A maioria dos municípios brasileiros não tem estrutura adequada para prevenção e resposta a desastres, aponta diagnóstico divulgado pela Confederação Nacional de Municípios (CNM). O levantamento, realizado entre 2024 e 2025 com 2.871 prefeituras, mostra que apenas 12% das cidades têm defesa civil exclusiva e equipada. Em quase metade dos municípios, as funções são acumuladas com outras áreas da administração e, em outras 13%, nenhuma ação de defesa civil é realizada.
O cenário atual revelado pelo relatório mostra que mais de 70% das prefeituras não chegam a gastar R$ 50 mil mensais com defesa civil, valor que cobre basicamente salários e despesas mínimas. Quase 40% sequer têm dotação orçamentária específica na Lei Orçamentária Anual, e 65% ainda não instituíram um fundo municipal para a área.
Para o presidente da CNM, Paulo Ziulkoski, o problema tem origem na capacidade fiscal limitada dos pequenos municípios e na falta de recursos federais. “A grande maioria dos Municípios brasileiro, quase 90%, possui menos de 50 mil habitantes, o que influencia na capacidade de arrecadação. Soma-se a este fato a completa ausência de recursos federais para a estruturação das defesas civis municipais.”
Segundo Ziulkoski, a falta de apoio torna difícil manter equipes preparadas e atuação contínua. “Os gastos mensais exigem infraestrutura adequada. Sem apoio e integração com os demais entes federativos, sua continuidade torna-se muito mais difícil”, afirma.
A solução, segundo ele, passa por articulação federativa e cumprimento da Lei 12.608/2012, que distribui entre União, estados e municípios a responsabilidade pela redução de riscos. “Caso contrário, as ações locais continuarão a ser insuficientes diante da complexidade e dos altos custos”, diz.

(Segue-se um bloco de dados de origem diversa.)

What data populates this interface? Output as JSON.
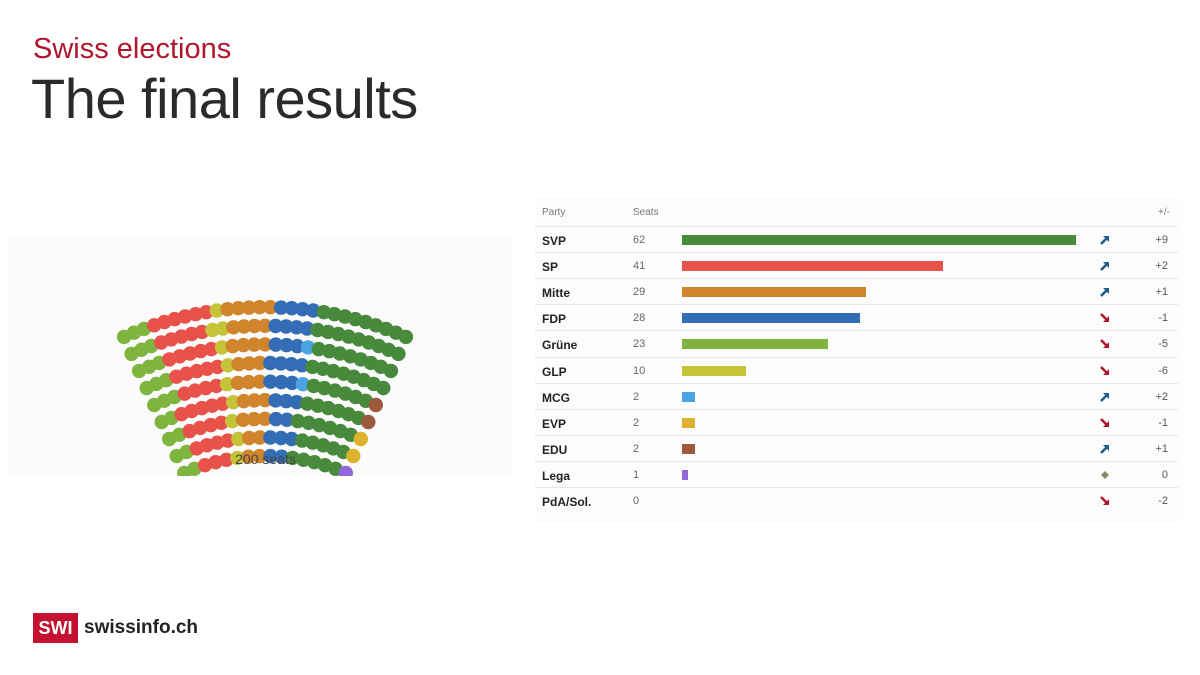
{
  "header": {
    "kicker": "Swiss elections",
    "title": "The final results"
  },
  "table": {
    "col_party": "Party",
    "col_seats": "Seats",
    "col_change": "+/-"
  },
  "chart_data": {
    "type": "table",
    "caption": "200 seats",
    "total_seats": 200,
    "parties": [
      {
        "name": "SVP",
        "seats": 62,
        "change": "+9",
        "trend": "up",
        "color": "#488a3c"
      },
      {
        "name": "SP",
        "seats": 41,
        "change": "+2",
        "trend": "up",
        "color": "#e8524a"
      },
      {
        "name": "Mitte",
        "seats": 29,
        "change": "+1",
        "trend": "up",
        "color": "#d0852d"
      },
      {
        "name": "FDP",
        "seats": 28,
        "change": "-1",
        "trend": "down",
        "color": "#336db5"
      },
      {
        "name": "Grüne",
        "seats": 23,
        "change": "-5",
        "trend": "down",
        "color": "#7fb53f"
      },
      {
        "name": "GLP",
        "seats": 10,
        "change": "-6",
        "trend": "down",
        "color": "#c5c438"
      },
      {
        "name": "MCG",
        "seats": 2,
        "change": "+2",
        "trend": "up",
        "color": "#4aa3e4"
      },
      {
        "name": "EVP",
        "seats": 2,
        "change": "-1",
        "trend": "down",
        "color": "#ddb22f"
      },
      {
        "name": "EDU",
        "seats": 2,
        "change": "+1",
        "trend": "up",
        "color": "#9b5a3b"
      },
      {
        "name": "Lega",
        "seats": 1,
        "change": "0",
        "trend": "same",
        "color": "#9268d8"
      },
      {
        "name": "PdA/Sol.",
        "seats": 0,
        "change": "-2",
        "trend": "down",
        "color": "#888888"
      }
    ],
    "hemicycle_order": [
      "Grüne",
      "SP",
      "GLP",
      "Mitte",
      "FDP",
      "MCG",
      "SVP",
      "EDU",
      "EVP",
      "Lega"
    ]
  },
  "colors": {
    "arrow_up": "#1f5f8a",
    "arrow_down": "#b0172f",
    "arrow_same": "#8a8a6a",
    "brand": "#c3122f"
  },
  "footer": {
    "logo_box": "SWI",
    "logo_text": "swissinfo.ch"
  }
}
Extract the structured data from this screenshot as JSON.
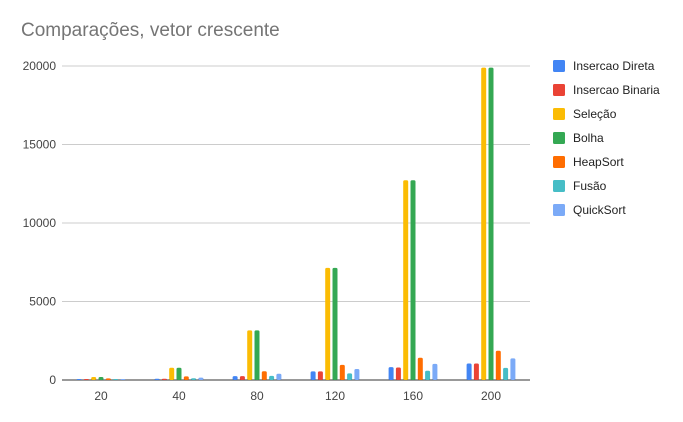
{
  "chart_data": {
    "type": "bar",
    "title": "Comparações, vetor crescente",
    "xlabel": "",
    "ylabel": "",
    "categories": [
      "20",
      "40",
      "80",
      "120",
      "160",
      "200"
    ],
    "ylim": [
      0,
      20000
    ],
    "yticks": [
      0,
      5000,
      10000,
      15000,
      20000
    ],
    "grid": true,
    "legend_position": "right",
    "series": [
      {
        "name": "Insercao Direta",
        "color": "#4285F4",
        "values": [
          40,
          80,
          250,
          550,
          820,
          1050
        ]
      },
      {
        "name": "Insercao Binaria",
        "color": "#EA4335",
        "values": [
          40,
          80,
          250,
          550,
          800,
          1050
        ]
      },
      {
        "name": "Seleção",
        "color": "#FBBC04",
        "values": [
          190,
          780,
          3160,
          7140,
          12720,
          19900
        ]
      },
      {
        "name": "Bolha",
        "color": "#34A853",
        "values": [
          190,
          780,
          3160,
          7140,
          12720,
          19900
        ]
      },
      {
        "name": "HeapSort",
        "color": "#FF6D01",
        "values": [
          100,
          230,
          560,
          960,
          1420,
          1860
        ]
      },
      {
        "name": "Fusão",
        "color": "#46BDC6",
        "values": [
          50,
          110,
          260,
          420,
          590,
          770
        ]
      },
      {
        "name": "QuickSort",
        "color": "#7BAAF7",
        "values": [
          60,
          150,
          400,
          700,
          1030,
          1380
        ]
      }
    ]
  }
}
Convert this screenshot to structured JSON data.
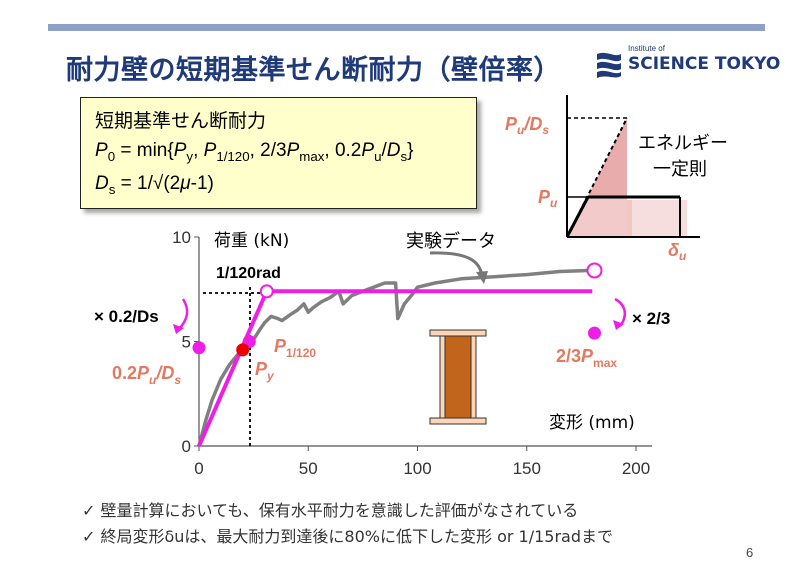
{
  "slide": {
    "title": "耐力壁の短期基準せん断耐力（壁倍率）",
    "page_number": "6",
    "logo": {
      "sub": "Institute of",
      "main": "SCIENCE TOKYO"
    }
  },
  "definition": {
    "heading": "短期基準せん断耐力",
    "formula1": "P0 = min{Py, P1/120, 2/3Pmax, 0.2Pu/Ds}",
    "formula2": "Ds = 1/√(2μ-1)"
  },
  "inset": {
    "label_top": "Pu/Ds",
    "label_mid": "Pu",
    "label_x": "δu",
    "rule": "エネルギー一定則",
    "rule_line1": "エネルギー",
    "rule_line2": "一定則"
  },
  "chart_data": {
    "type": "line",
    "ylabel": "荷重 (kN)",
    "xlabel": "変形 (mm)",
    "xlim": [
      0,
      200
    ],
    "ylim": [
      0,
      10
    ],
    "x_ticks": [
      "0",
      "50",
      "100",
      "150",
      "200"
    ],
    "y_ticks": [
      "0",
      "5",
      "10"
    ],
    "series": [
      {
        "name": "実験データ",
        "points": [
          [
            0,
            0
          ],
          [
            3,
            1.2
          ],
          [
            6,
            2.2
          ],
          [
            10,
            3.2
          ],
          [
            14,
            3.9
          ],
          [
            18,
            4.4
          ],
          [
            22,
            4.8
          ],
          [
            25,
            5.1
          ],
          [
            28,
            5.6
          ],
          [
            30,
            5.9
          ],
          [
            33,
            6.2
          ],
          [
            36,
            6.1
          ],
          [
            38,
            6.0
          ],
          [
            42,
            6.3
          ],
          [
            45,
            6.5
          ],
          [
            48,
            6.8
          ],
          [
            50,
            6.4
          ],
          [
            52,
            6.6
          ],
          [
            56,
            6.9
          ],
          [
            60,
            7.1
          ],
          [
            64,
            7.4
          ],
          [
            66,
            6.8
          ],
          [
            70,
            7.2
          ],
          [
            75,
            7.4
          ],
          [
            80,
            7.6
          ],
          [
            85,
            7.8
          ],
          [
            90,
            7.8
          ],
          [
            91,
            6.1
          ],
          [
            94,
            6.8
          ],
          [
            98,
            7.3
          ],
          [
            100,
            7.6
          ],
          [
            108,
            7.8
          ],
          [
            120,
            8.0
          ],
          [
            135,
            8.1
          ],
          [
            150,
            8.2
          ],
          [
            165,
            8.35
          ],
          [
            180,
            8.4
          ]
        ]
      },
      {
        "name": "bilinear",
        "points": [
          [
            0,
            0
          ],
          [
            31,
            7.4
          ],
          [
            180,
            7.4
          ]
        ]
      }
    ],
    "markers": {
      "p_120": {
        "x": 23,
        "y": 5.0,
        "label": "P1/120"
      },
      "py": {
        "x": 20,
        "y": 4.6,
        "label": "Py"
      },
      "pu_ds": {
        "x": 0,
        "y": 4.7,
        "label": "0.2Pu/Ds"
      },
      "pmax23": {
        "x": 181,
        "y": 5.4,
        "label": "2/3Pmax"
      },
      "yield_open": {
        "x": 31,
        "y": 7.4
      },
      "max_open": {
        "x": 181,
        "y": 8.4
      }
    },
    "annotations": {
      "rad": "1/120rad",
      "rad_x": 23,
      "mult_left": "× 0.2/Ds",
      "mult_right": "× 2/3",
      "series_label": "実験データ"
    }
  },
  "bullets": [
    "壁量計算においても、保有水平耐力を意識した評価がなされている",
    "終局変形δuは、最大耐力到達後に80%に低下した変形 or 1/15radまで"
  ]
}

O levantamento também revela que apenas 14% dos municípios estruturaram Núcleos Comunitários de Proteção e Defesa Civil (Nupdecs), enquanto 43% não contam com voluntários organizados — 37% planejam criar esses núcleos. A baixa cooperação regional também é evidente: apenas 15% participam de consórcios intermunicipais.
Falta integração
Além das limitações institucionais, eventos climáticos extremos têm se intensificado. Para o ecólogo e professor da UFRG Marcelo Dutra, estiagens prolongadas no Sul, ligadas ao fenômeno La Niña, e chuvas volumosas associadas ao El Niño configuram um padrão que se repete com maior intensidade. “Períodos de tempo muito seco têm causado prejuízos econômicos há muito tempo. Assim como eventos com chuvas muito intensas têm se tornado mais frequentes”, afirma. Dutra ressalta, ainda, que fenômenos recentes, como ventos ciclônicos, passaram a ocorrer com mais força e frequência, acompanhados de granizo e descargas elétricas.
O pesquisador aponta que a fragilidade urbana está diretamente ligada à baixa cultura de risco e ao deficit de planejamento. “Nós, infelizmente, ainda não estamos lidando com cidades preparadas. Não se tem bons instrumentos de planejamento adequados a este novo momento climático”, diz. Para ele, a agenda de qualquer administração deve priorizar prevenção e adaptação, ações que demandam infraestrutura e financiamento. Sem isso, “nós vamos continuar gastando com as perdas”.
Dutra destaca que municípios precisam identificar vulnerabilidades, independentemente do tamanho ou da renda. A atualização de planos diretores e a revisão de instrumentos de planejamento são passos essenciais. No entanto, ele observa que iniciativas estaduais nem sempre se conectam às políticas locais, como no caso do Plano Rio Grande, após as enchentes de 2024. “Ele se comunica muito pouco com os municípios. Falhamos por falta de conexão.”
O professor também defende o uso de tecnologias disponíveis, como radares, monitoramento em tempo real e redes de cooperação. “Isso tudo serve para compreender o cenário e alertar a população. Mas não adianta alertar se continuamos desprotegidos”, completa.
A percepção é compartilhada pelo mestre em planejamento urbano John Fernando de Farias Wurdig, que reforça o papel central do plano diretor como instrumento obrigatório, inclusive para cidades com áreas suscetíveis a inundações e deslizamentos. “O município precisa conhecer o seu território. Com o plano diretor, terá um diagnóstico que irá identificar áreas de risco e estabelecer objetivos e indicadores para trabalhar a adaptação”, explica.